At Queen’s University Belfast, where the institute was established in March 2013, food analysis is inching ever closer to forensic investigation. Fraud, adulteration and contamination can happen to almost any edible commodity that you care to think of. Or, more likely, that you care not to think of — not just beef burgers with a hidden equine component but staples such as fish, spices and fruit juices.

After comparing the fish’s “fingerprint” against a library of species profiles, the computer presents its verdict. This time it’s not guilty: “cod”, reads the screen. But just as often, such tests will reveal fraud — cod mixed with something cheaper, whiting perhaps, or a different species entirely.

Professor Chris Elliott, the institute’s 56-year-old founder and an international expert on food integrity, puts it plainly: “What we eat and where it comes from, generally, we don’t know any more. It’s a very complex web. Every time you have a transaction [in the supply chain], there’s another opportunity to cheat.” And every week his lab picks up several cases of food fraud happening somewhere in the world. “If we think about Europe first of all,” Elliott says, “we pick up more and more reports now about the mafia getting involved in criminal activity in food. Part of that is because in other areas of criminal activity they’ve been involved in, they’ve been clamped down on.”

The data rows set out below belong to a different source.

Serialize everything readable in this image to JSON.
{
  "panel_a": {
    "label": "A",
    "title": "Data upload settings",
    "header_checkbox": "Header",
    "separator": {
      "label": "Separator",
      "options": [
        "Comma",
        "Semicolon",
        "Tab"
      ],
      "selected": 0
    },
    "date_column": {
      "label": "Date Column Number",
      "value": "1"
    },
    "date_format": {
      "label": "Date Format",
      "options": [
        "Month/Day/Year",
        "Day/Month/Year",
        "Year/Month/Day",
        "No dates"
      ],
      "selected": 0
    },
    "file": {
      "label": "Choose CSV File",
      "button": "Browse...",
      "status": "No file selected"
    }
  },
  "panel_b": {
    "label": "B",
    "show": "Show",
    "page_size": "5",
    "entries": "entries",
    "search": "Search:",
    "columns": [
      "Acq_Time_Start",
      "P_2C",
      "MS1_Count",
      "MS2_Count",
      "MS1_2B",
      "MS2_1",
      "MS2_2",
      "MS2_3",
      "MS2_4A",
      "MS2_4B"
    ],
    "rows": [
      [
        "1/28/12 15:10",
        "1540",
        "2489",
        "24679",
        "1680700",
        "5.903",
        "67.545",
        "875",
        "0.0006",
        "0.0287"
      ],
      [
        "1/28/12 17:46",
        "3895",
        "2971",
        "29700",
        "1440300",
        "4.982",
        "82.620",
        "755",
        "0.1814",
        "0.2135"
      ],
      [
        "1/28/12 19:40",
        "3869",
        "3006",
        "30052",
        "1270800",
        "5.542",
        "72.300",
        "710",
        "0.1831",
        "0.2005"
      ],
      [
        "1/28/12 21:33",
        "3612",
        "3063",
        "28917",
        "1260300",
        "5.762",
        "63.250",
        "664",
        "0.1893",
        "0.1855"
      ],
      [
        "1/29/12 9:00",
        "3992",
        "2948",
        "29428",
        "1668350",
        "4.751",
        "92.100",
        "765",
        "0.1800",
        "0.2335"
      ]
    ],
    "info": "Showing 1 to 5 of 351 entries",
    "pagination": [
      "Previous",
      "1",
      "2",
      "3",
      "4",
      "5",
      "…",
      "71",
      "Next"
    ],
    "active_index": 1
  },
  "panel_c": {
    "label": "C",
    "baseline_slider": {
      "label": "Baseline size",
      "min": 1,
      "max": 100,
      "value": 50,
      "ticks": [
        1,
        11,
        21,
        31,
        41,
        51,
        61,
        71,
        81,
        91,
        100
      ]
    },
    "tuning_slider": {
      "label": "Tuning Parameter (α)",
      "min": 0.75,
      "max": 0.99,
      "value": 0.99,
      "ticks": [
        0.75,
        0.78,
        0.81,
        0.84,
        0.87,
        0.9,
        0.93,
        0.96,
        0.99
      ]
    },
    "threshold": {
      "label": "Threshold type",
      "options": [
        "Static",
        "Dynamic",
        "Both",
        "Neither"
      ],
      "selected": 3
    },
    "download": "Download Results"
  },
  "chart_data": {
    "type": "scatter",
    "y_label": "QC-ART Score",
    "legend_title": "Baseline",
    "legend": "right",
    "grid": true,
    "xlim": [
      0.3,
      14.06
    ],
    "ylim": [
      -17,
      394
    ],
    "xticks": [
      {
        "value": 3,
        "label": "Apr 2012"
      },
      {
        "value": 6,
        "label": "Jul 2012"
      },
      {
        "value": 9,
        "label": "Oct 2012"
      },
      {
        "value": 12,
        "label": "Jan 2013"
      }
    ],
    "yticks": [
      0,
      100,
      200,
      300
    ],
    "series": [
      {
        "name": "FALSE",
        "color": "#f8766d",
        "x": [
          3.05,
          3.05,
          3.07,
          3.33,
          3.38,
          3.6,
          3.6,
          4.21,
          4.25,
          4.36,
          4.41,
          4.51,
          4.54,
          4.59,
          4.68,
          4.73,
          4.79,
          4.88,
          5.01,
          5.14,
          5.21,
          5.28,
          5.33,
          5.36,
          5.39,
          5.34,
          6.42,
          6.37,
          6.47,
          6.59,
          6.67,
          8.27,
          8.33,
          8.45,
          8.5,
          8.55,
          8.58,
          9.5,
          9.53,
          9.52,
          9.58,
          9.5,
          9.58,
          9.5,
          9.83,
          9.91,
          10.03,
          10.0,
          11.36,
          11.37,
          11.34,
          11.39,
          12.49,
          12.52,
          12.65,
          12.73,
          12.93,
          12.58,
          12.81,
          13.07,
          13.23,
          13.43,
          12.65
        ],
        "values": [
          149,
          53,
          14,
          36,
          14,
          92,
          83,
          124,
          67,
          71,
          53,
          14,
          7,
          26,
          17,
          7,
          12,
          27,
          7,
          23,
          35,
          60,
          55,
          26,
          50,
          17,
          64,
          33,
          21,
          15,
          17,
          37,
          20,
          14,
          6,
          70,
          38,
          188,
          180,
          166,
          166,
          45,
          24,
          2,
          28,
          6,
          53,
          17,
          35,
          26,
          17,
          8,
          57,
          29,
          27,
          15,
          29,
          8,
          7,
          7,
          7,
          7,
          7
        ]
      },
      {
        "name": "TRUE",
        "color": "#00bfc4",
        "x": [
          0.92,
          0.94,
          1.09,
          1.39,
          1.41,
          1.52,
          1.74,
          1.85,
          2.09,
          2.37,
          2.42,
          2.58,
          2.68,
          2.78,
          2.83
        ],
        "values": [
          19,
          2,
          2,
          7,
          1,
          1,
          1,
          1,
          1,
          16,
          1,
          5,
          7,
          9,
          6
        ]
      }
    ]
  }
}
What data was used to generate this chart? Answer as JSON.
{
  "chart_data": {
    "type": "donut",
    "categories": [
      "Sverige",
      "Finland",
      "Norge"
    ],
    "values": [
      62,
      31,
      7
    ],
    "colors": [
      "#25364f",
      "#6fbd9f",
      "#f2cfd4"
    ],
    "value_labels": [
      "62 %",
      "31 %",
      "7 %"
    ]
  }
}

A passing colleague reminds Elliott that he has a pile of non-disclosure agreements to sign; Elliott nods his head ruefully. Samples sent to the institute for testing come from companies around the world, including the UK supermarket chains. Last year, for example, the institute surveyed dried oregano and found 25 per cent of the samples supplied from supermarkets, online retailers and corner shops contained substances other than oregano. Spinning on one of the high-tech screens is a mathematical representation of a new sample of “oregano” dotted with different colours for its adulterant parts: olive, myrtle and hazelnut leaves, as well as sumac, phlomis and cistus. In a little tray on the lab worktop, the green flakes look perfectly innocent. A researcher tests another sample with a handheld device that could eventually be used in key audit points of supply chains. “[In Star Trek] we can do any type of sample and any type of extraction,” says Simon Haughey, senior research scientist.